We decided to address the issue of when to convert clients to clean sooner rather than later in a bid to reduce advisers’ workload. We started the conversion programme in October and expect to be finished by 6 April, except with the possibility of a few smaller fund management groups who seem to be having trouble making their minds up on their pricing strategy.

The alternative of letting advisers and consumers, and the disturbance rules on trail commission, decide on the timing will result in confusion and a huge increase in workload for advisers that we would rather avoid.

To complicate matters, there is also still a lot of movement behind the scenes with some fund managers still undecided on what their pricing strategy is, or even changing their minds.

Money Marketing’s investigation last week highlighted the fund managers which seem to be looking to put the price up on at least some of their clean funds, possibly those that are premium products or alternatively are out of line with market rates. If they do, that is the fund manager’s choice, not the platform’s.

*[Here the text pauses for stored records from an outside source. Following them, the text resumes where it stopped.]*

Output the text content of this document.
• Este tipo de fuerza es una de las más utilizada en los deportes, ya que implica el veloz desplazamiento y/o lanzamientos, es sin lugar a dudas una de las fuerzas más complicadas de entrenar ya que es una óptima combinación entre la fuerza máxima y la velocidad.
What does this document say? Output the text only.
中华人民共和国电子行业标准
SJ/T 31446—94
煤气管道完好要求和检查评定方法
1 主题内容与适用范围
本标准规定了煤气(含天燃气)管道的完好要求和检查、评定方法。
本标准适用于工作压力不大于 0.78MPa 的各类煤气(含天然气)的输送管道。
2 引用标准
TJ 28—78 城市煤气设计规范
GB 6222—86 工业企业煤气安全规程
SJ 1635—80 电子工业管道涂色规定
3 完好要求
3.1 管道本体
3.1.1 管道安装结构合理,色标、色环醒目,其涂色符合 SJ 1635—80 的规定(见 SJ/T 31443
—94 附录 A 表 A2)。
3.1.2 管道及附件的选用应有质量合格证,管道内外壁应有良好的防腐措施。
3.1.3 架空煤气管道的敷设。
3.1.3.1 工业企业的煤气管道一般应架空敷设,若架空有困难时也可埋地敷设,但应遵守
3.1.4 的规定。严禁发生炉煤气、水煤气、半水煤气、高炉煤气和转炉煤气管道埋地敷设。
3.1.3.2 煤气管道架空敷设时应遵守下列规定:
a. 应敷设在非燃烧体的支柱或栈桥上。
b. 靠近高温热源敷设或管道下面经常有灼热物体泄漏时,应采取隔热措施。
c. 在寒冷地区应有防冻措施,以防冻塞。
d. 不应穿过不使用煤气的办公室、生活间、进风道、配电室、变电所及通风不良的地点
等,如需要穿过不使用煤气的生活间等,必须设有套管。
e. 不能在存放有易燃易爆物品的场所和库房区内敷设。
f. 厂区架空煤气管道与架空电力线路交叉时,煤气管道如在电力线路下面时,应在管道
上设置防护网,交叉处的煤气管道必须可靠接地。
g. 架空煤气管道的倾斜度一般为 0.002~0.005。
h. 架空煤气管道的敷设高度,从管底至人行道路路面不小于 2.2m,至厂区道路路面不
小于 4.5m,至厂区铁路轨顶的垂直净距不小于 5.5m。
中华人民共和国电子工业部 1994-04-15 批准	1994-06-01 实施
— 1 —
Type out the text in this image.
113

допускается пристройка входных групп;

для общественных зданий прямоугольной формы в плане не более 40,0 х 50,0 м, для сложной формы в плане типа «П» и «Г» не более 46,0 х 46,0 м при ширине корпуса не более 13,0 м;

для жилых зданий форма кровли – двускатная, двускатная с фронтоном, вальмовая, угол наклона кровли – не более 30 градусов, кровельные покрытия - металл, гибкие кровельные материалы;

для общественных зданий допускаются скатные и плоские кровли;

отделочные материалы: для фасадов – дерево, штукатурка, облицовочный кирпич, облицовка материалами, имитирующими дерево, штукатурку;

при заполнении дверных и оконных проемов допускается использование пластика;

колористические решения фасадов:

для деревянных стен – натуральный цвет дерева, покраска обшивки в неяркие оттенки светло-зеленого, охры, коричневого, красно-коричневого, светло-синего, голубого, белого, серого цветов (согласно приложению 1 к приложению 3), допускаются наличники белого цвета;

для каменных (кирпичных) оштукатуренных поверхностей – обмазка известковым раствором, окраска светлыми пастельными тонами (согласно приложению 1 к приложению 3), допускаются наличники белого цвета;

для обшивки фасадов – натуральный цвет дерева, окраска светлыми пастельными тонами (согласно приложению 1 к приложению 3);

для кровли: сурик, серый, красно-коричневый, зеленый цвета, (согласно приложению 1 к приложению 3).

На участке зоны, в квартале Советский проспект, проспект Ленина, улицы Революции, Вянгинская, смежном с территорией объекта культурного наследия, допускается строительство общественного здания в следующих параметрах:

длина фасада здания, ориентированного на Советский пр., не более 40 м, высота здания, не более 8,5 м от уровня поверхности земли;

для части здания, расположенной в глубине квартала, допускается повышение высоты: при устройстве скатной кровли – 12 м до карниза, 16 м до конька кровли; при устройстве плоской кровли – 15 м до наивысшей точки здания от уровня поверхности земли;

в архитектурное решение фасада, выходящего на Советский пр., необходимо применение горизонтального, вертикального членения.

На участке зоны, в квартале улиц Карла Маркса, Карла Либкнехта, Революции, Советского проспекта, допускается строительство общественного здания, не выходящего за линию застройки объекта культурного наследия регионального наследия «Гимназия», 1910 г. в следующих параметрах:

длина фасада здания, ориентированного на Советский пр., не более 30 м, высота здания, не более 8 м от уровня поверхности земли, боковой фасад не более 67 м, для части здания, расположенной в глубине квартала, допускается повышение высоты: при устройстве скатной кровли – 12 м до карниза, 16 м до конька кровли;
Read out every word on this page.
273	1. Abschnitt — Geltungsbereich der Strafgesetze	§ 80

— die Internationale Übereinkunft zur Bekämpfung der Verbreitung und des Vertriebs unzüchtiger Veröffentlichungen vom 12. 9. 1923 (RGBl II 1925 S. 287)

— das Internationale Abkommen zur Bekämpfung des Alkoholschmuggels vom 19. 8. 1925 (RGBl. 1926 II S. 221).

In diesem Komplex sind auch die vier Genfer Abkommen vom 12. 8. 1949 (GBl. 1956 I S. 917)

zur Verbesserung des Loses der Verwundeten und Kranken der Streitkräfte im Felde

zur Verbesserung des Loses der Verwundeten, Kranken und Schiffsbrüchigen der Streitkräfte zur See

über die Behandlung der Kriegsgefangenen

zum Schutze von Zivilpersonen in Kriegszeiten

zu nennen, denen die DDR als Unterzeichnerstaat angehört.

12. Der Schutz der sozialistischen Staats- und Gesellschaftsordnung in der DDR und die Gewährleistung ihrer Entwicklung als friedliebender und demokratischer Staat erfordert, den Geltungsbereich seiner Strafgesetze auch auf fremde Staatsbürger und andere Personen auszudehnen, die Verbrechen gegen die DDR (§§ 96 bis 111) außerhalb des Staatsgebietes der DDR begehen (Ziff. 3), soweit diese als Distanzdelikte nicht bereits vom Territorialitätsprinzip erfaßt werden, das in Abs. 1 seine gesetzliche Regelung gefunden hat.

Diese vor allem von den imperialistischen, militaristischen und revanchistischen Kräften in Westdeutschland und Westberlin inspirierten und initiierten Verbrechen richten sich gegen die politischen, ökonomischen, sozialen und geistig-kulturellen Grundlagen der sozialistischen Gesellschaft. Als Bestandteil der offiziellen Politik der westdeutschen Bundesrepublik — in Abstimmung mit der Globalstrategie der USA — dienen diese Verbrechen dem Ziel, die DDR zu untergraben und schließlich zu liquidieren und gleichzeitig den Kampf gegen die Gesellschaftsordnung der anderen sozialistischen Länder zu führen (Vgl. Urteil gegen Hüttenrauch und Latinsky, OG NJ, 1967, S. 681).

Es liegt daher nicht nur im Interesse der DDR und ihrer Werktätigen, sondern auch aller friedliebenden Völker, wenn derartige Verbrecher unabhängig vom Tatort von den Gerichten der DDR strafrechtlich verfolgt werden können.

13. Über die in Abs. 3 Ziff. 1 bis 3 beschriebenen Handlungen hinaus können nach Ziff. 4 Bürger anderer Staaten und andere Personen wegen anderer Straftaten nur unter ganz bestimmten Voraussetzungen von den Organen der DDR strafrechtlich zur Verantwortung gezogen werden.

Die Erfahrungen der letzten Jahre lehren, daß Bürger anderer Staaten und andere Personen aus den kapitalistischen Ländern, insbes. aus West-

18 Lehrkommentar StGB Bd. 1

The FCA said last month converting to clean share classes should only take place where it is in the clients’ interest, and it has made it clear it does not expect an increase in pricing to happen purely as a result of conversion alone.

In any event, delaying decisions on clean share classes does not get rid of the problem, it just puts it off. Advisers will need to consider lots of different factors on an ongoing basis as to whether actions such as, say, increasing regular payments or rebalancing, constitute disturbance events before they take action.

By moving to clean, we wanted to avoid the very confusing middle ground of delay and disturbance. Different platforms are choosing to follow alternative courses of action but that is their choice.